On a 'go green' streak, Sinha was seen promoting #ACT4EARTH at Delhi's Indira Gandhi Airport. The initiative at Delhi's T3 terminal was taken up to promote the many green initiatives adopted by GMR, the lead consortium group that runs the airport. The aim of the initiative is to promote energy efficiency through effective lighting solutions and environment-friendly habits.
In the recent months, Delhi International Airport (P) Limited (DIAL) has set up solar power capacity of 7.84MW for reducing the green house emissions—a lesson already picked up by a few more airports in the country. DIAL plans to ramp up the use of renewable energy to 20MW in the coming years.
The other environment-friendly infrastructure at the Delhi airport include, a zero discharge sewage treatment plant and water treatment plant, a number of rain water harvesting structures, energy efficient bridge mounted equipments (BME), energy efficient lighting systems, advanced fuel hydrant systems, fixed electric ground power units and preconditioned supply systems.
In a statement, DIAL claimed that the various environment-friendly initiatives implemented at IGIA have resulted in more than 50 per cent reduction in specific energy and specific GHG emission in the last five years. Similar decreasing trends have also been noted in water consumption and waste generation due to implementation of green building concepts in the airport.
“We strongly believe that the collaborative approach is the key for combating climate change. As part of our extensive strategy on sustainability and much in line with honourable prime minister’s vision, we have taken various efficiency initiatives. These include green infrastructure such as solar power generation, water and waste management initiatives,"said Srinivas Bomidila, Chairman Airports, GMR Group.
Last week, Delhi airport won the accolade for being the first airport in Asia-Pacific to achieve Carbon Neutral status at the Airports Council International (ACI) event in Montreal, Canada. The Airport Carbon Accreditation has upgraded Delhi Airport to "Level 3+ Neutrality" which is the highest level of environmental achievement accorded to airports across the world under this programme. The T3 of Delhi airport also won the Confederation of Indian Industry (CII) and green building rating agency IGBC's platinum grade for adopting environment-friendly practices for running the airport.
After taking a tour of T3's various facilities, Sinha said businesses should take part in more such innovations that are sensitive to climate change as it would improve the fundamentals of a business. “Businesses that innovate are not incidental, and together with the markets they represent, they are going to be the fundamental way we will be able to solve these problems and form the bedrock of a revolutionary behavioural change that’s needed," said Sinha.
"We cannot diminish the scale and magnitude of the issues we are dealing with.
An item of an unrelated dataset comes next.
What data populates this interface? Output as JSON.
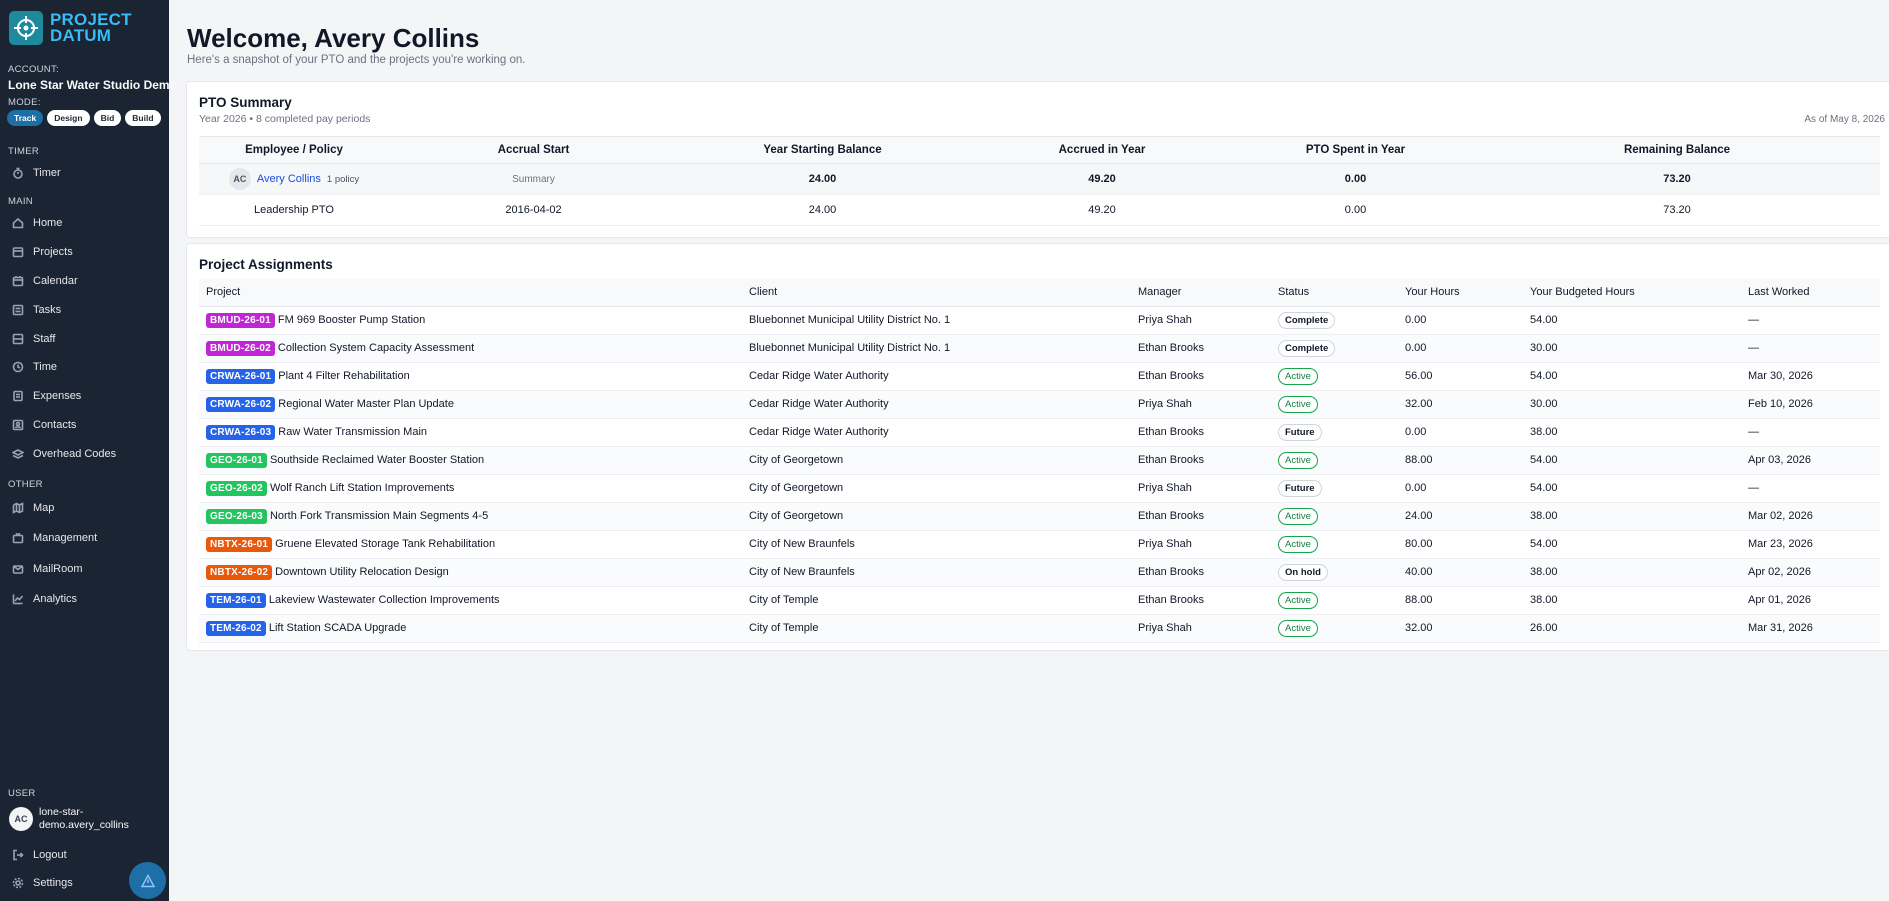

We all know the planet is at a risk right now," Sinha said, adding “The government has already opened many avenues for rapid growth of the renewable sector and aviation, too, must contribute in every manner possible.”
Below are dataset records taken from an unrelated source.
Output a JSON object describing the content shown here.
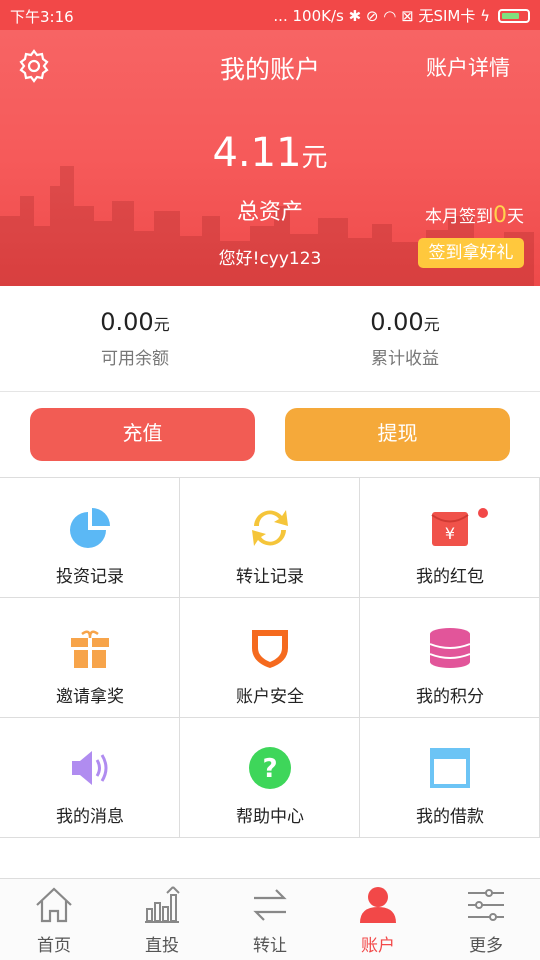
{
  "status_bar": {
    "time": "下午3:16",
    "right": "... 100K/s ✱ ⊘ ◠ ⊠ 无SIM卡 ϟ"
  },
  "header": {
    "title": "我的账户",
    "detail_link": "账户详情",
    "total_amount": "4.11",
    "total_unit": "元",
    "total_label": "总资产",
    "greeting": "您好!cyy123",
    "signin_prefix": "本月签到",
    "signin_days": "0",
    "signin_suffix": "天",
    "signin_button": "签到拿好礼"
  },
  "stats": [
    {
      "value": "0.00",
      "unit": "元",
      "label": "可用余额"
    },
    {
      "value": "0.00",
      "unit": "元",
      "label": "累计收益"
    }
  ],
  "actions": {
    "recharge": "充值",
    "withdraw": "提现"
  },
  "grid": [
    {
      "label": "投资记录",
      "icon": "pie-chart-icon"
    },
    {
      "label": "转让记录",
      "icon": "transfer-arrows-icon"
    },
    {
      "label": "我的红包",
      "icon": "red-envelope-icon"
    },
    {
      "label": "邀请拿奖",
      "icon": "gift-icon"
    },
    {
      "label": "账户安全",
      "icon": "shield-icon"
    },
    {
      "label": "我的积分",
      "icon": "database-icon"
    },
    {
      "label": "我的消息",
      "icon": "speaker-icon"
    },
    {
      "label": "帮助中心",
      "icon": "question-icon"
    },
    {
      "label": "我的借款",
      "icon": "card-icon"
    }
  ],
  "tabbar": [
    {
      "label": "首页",
      "icon": "home-icon",
      "active": false
    },
    {
      "label": "直投",
      "icon": "bar-chart-icon",
      "active": false
    },
    {
      "label": "转让",
      "icon": "exchange-icon",
      "active": false
    },
    {
      "label": "账户",
      "icon": "user-icon",
      "active": true
    },
    {
      "label": "更多",
      "icon": "sliders-icon",
      "active": false
    }
  ],
  "colors": {
    "brand_red": "#f24848",
    "recharge": "#f25c54",
    "withdraw": "#f5a93a",
    "signin_button": "#ffc83d"
  }
}
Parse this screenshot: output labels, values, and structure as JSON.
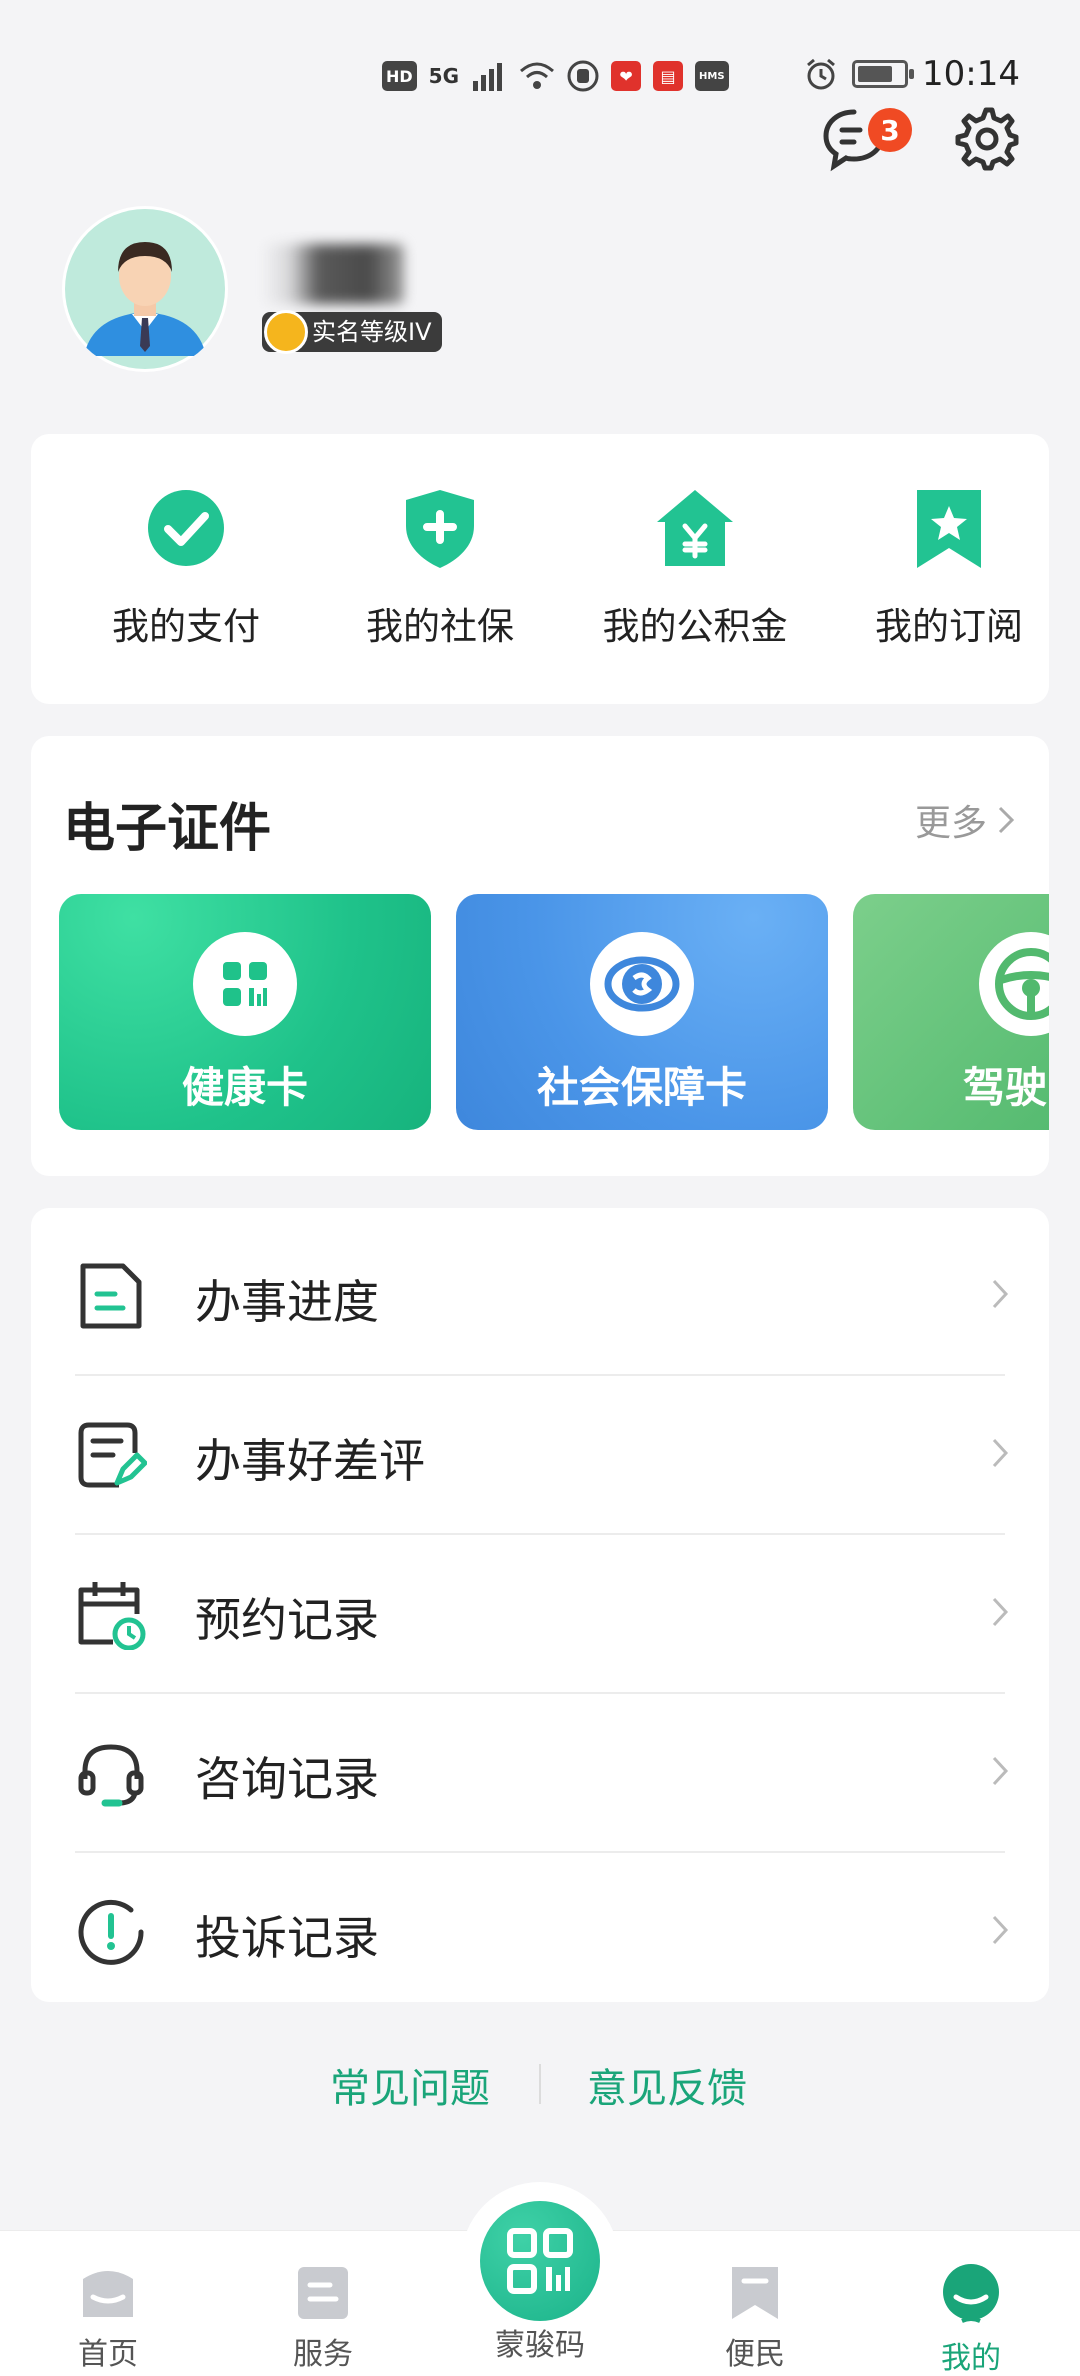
{
  "status_bar": {
    "icons": [
      "HD",
      "5G",
      "HMS"
    ],
    "time": "10:14"
  },
  "header": {
    "message_badge": "3"
  },
  "profile": {
    "verify_label": "实名等级IV"
  },
  "quick_actions": [
    {
      "label": "我的支付",
      "icon": "check-circle-icon"
    },
    {
      "label": "我的社保",
      "icon": "shield-plus-icon"
    },
    {
      "label": "我的公积金",
      "icon": "house-yuan-icon"
    },
    {
      "label": "我的订阅",
      "icon": "bookmark-star-icon"
    }
  ],
  "certificates": {
    "title": "电子证件",
    "more": "更多",
    "items": [
      {
        "label": "健康卡",
        "color": "#1fc28a"
      },
      {
        "label": "社会保障卡",
        "color": "#4a95e8"
      },
      {
        "label": "驾驶",
        "color": "#52b96e"
      }
    ]
  },
  "records": [
    {
      "label": "办事进度",
      "icon": "document-icon"
    },
    {
      "label": "办事好差评",
      "icon": "review-edit-icon"
    },
    {
      "label": "预约记录",
      "icon": "calendar-clock-icon"
    },
    {
      "label": "咨询记录",
      "icon": "headset-icon"
    },
    {
      "label": "投诉记录",
      "icon": "exclamation-circle-icon"
    }
  ],
  "footer": {
    "faq": "常见问题",
    "feedback": "意见反馈"
  },
  "bottom_nav": {
    "home": "首页",
    "services": "服务",
    "code": "蒙骏码",
    "convenience": "便民",
    "mine": "我的"
  },
  "colors": {
    "accent": "#1aa579",
    "badge": "#f04a23"
  }
}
India has taken the challenge and committed to meet the Intended Nationally Determined Contributions (INDC) goals submitted to UNFCCC, to reduce carbon emission intensity by 33 to 35 per cent between 2005 and 2030. In the last two years, India has made great strides in diversifying its energy mix by moving more towards renewable sources like solar and wind.
With eight missions against climate change, India has introduced mechanisms for monitoring air quality and levels of pollution. This is in addition to far stronger commitments of altering our energy mix and increasing renewable energy contribution to 40 per cent by 2030 (about 14.2 per cent now), enhancing energy efficiency and increasing carbon taxation finally.